Dans son livre intitulé « La parole humiliée » , Jacques Ellul prenait le parti de défendre la parole humaine et sa spécificité contre des dérives d’une communication qui semble fonder le récit commun de nos sociétés modernes. Il décelait dans le langage humain, entre les paroles et ce qu’elles signifient, un
« jeu » salutaire, un écart dans lequel notre pensée prendrait forme et instituerait l’humanité de nos relations. Le recours grandissant aux techniques modernes de communication serait ainsi la cause du mépris grandissant pour la valeur d’une parole. Avec la technique, le signifiant colle au signifié et le jeu entre les deux n’existe plus. Cette façon de faire du média, de l’immédiateté est en effet un biais de la communication rapide que les techniques modernes permettent, mais peut-on imputer aux nouveaux modes de communication la responsabilité de ce qui peut être ressenti comme un mépris de la parole ?
Il est certain que les outils de communication influencent les messages échangés, on ne dit pas la même chose dans une lettre manuscrite, dans un SMS ou dans un mail, parce que le média ne répond pas à la même utilité selon les priorités qu’on se donne : expliquer, informer, signaler, analyser ou choquer ne requiert pas les mêmes outils de transmission.
Conviction et vérité
Mais cela, les Grecs de l’Antiquité le savaient déjà sans connaître nos réseaux sociaux ou recourir à l’IA. Les charges de Platon contre les communicants de son époque, tels qu’un sophiste comme Gorgias, sont le symptôme d’un malaise aussi ancien que la parole humaine. Ce n’est pas parce qu’on est convaincant qu’on dit la vérité et ce n’est pas parce qu’on affirme une chose qu’on peut en rendre raison. Le risque de la parole fallacieuse chemine toujours avec les essais de dire la vérité.
Quel que soit le média, la démagogie, la propagande, et même ce dévoiement de la parole que nous appelons aujourd’hui la post-vérité, existent dès lors qu’il y a acte de langage.
Le langage fonctionne de telle façon qu’il crée des objets dont l’existence devient parfois plus réelle que la réalité elle-même. En nommant, en parlant, nous faisons exister même les choses les plus improbables et mêlons ainsi des constats et des situations imaginaires, sans toujours mesurer la puissance d’une telle activité langagière.
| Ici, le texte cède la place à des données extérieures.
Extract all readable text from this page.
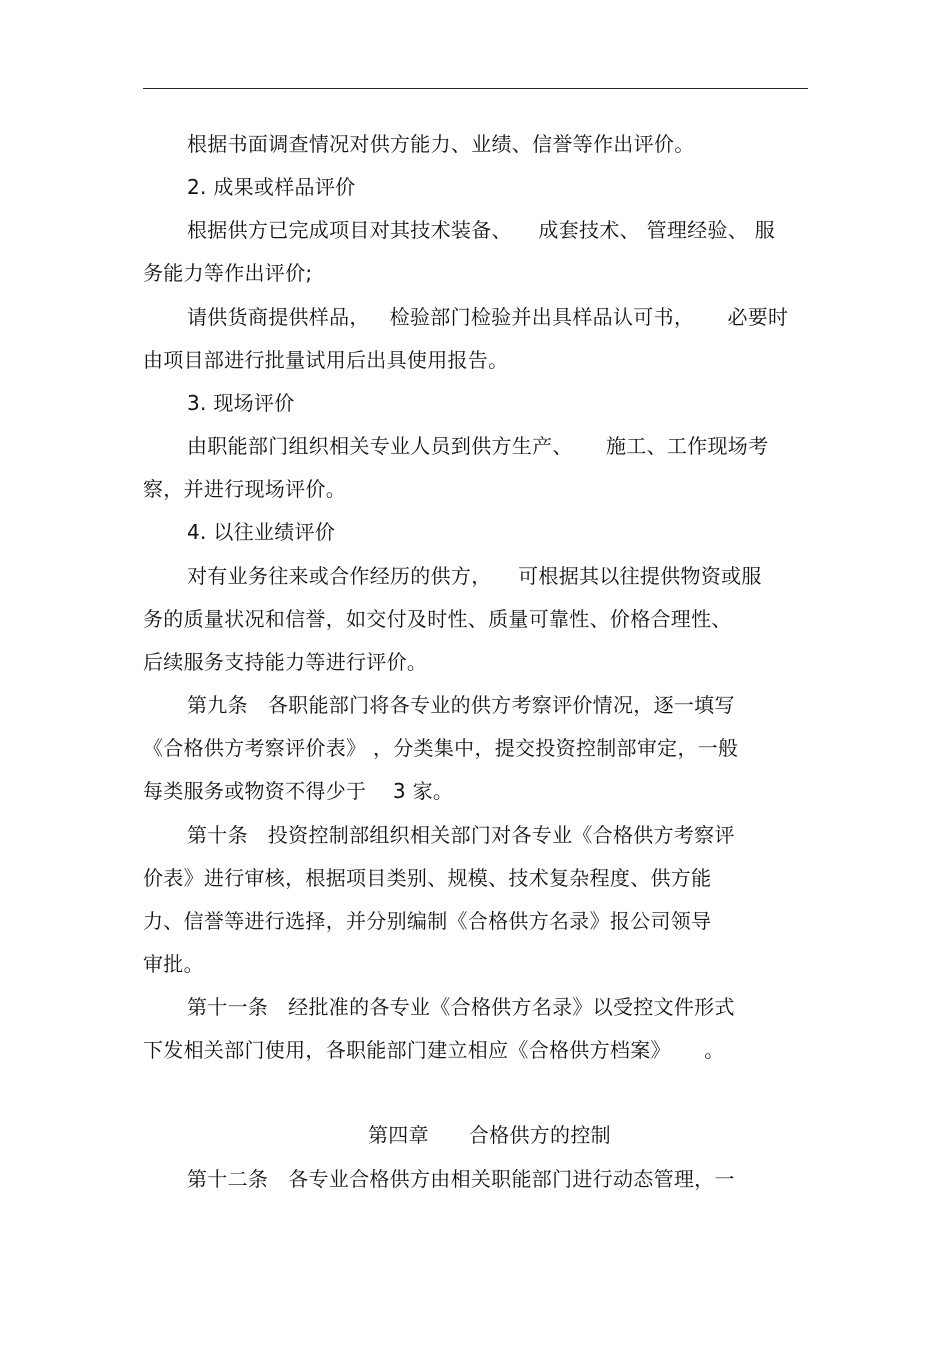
根据书面调查情况对供方能力、业绩、信誉等作出评价。
2. 成果或样品评价
根据供方已完成项目对其技术装备、    成套技术、 管理经验、 服
务能力等作出评价;
请供货商提供样品，   检验部门检验并出具样品认可书，     必要时
由项目部进行批量试用后出具使用报告。
3. 现场评价
由职能部门组织相关专业人员到供方生产、     施工、工作现场考
察，并进行现场评价。
4. 以往业绩评价
对有业务往来或合作经历的供方，    可根据其以往提供物资或服
务的质量状况和信誉，如交付及时性、质量可靠性、价格合理性、
后续服务支持能力等进行评价。
第九条   各职能部门将各专业的供方考察评价情况，逐一填写
《合格供方考察评价表》 ，分类集中，提交投资控制部审定，一般
每类服务或物资不得少于    3 家。
第十条   投资控制部组织相关部门对各专业《合格供方考察评
价表》进行审核，根据项目类别、规模、技术复杂程度、供方能
力、信誉等进行选择，并分别编制《合格供方名录》报公司领导
审批。
第十一条   经批准的各专业《合格供方名录》以受控文件形式
下发相关部门使用，各职能部门建立相应《合格供方档案》     。
第四章      合格供方的控制
第十二条   各专业合格供方由相关职能部门进行动态管理，一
La diffusion massive nous habitue à des énoncés qui, échangés en privé avec un droit de réponse, nous inspireraient le rejet le plus simple.
Quand le président des États-Unis met en mots les volontés d’annexion d’un autre pays, ou outrage toute conscience morale en proposant de créer une plage là où des civils sont depuis des mois confrontés aux bombardements, à la famine et à la terreur, ce ne sont pas les réseaux sociaux qui changent la parole en outrance, mais l’outrance qui devient une condition de possibilité d’existence et les réseaux numériques contribuent à démultiplier de façon ultra-rapide et exponentielle une parole de provocation.

Et cette diffusion massive finit par transformer une énormité en vérité possible. La diffusion massive nous habitue à des énoncés qui, échangés en privé avec un droit de réponse, nous inspireraient le rejet le plus simple.
De tout temps, les dirigeants ont abusé de leur pouvoir en se servant des masses humaines pour montrer que leur volonté rassemblait tous les suffrages. N’est-ce pas aussi le principe d’une pétition ou d’une manifestation : faire nombre pour peser sur l’opinion ? Tout dépend de l’utilisation que l’on fait de cette puissance ainsi créée : sert-elle à relancer le débat en vue de partager davantage le pouvoir dans un échange démocratique ou sert-elle à installer le pouvoir de la force, totale et autoritaire ?
Apprendre à démasquer les usages illégitimes de la parole
Le véritable problème de toute communication reste la pensée qu’elle véhicule et ce que les outils qu’elle utilise recouvre de violence à l’égard de ceux qu’elle vise. Il serait bon de ne pas se tromper d’adversaire en imputant aux outils techniques la responsabilité de ceux qui dévoient les institutions créées pour partager et réguler le pouvoir d’une parole libre. Nos législations n’ont sans doute pas encore créé tous les outils nécessaires pour réguler des moyens modernes d’utiliser la puissance de la parole. En attendant qu’elles y parviennent, c’est à chaque citoyen d’apprendre à démasquer les usages illégitimes de la parole et la mauvaise foi avec laquelle les sophistes modernes l’instrumentalisent au nom, souvent, des plus hautes valeurs morales comme la vérité, la justice ou la liberté.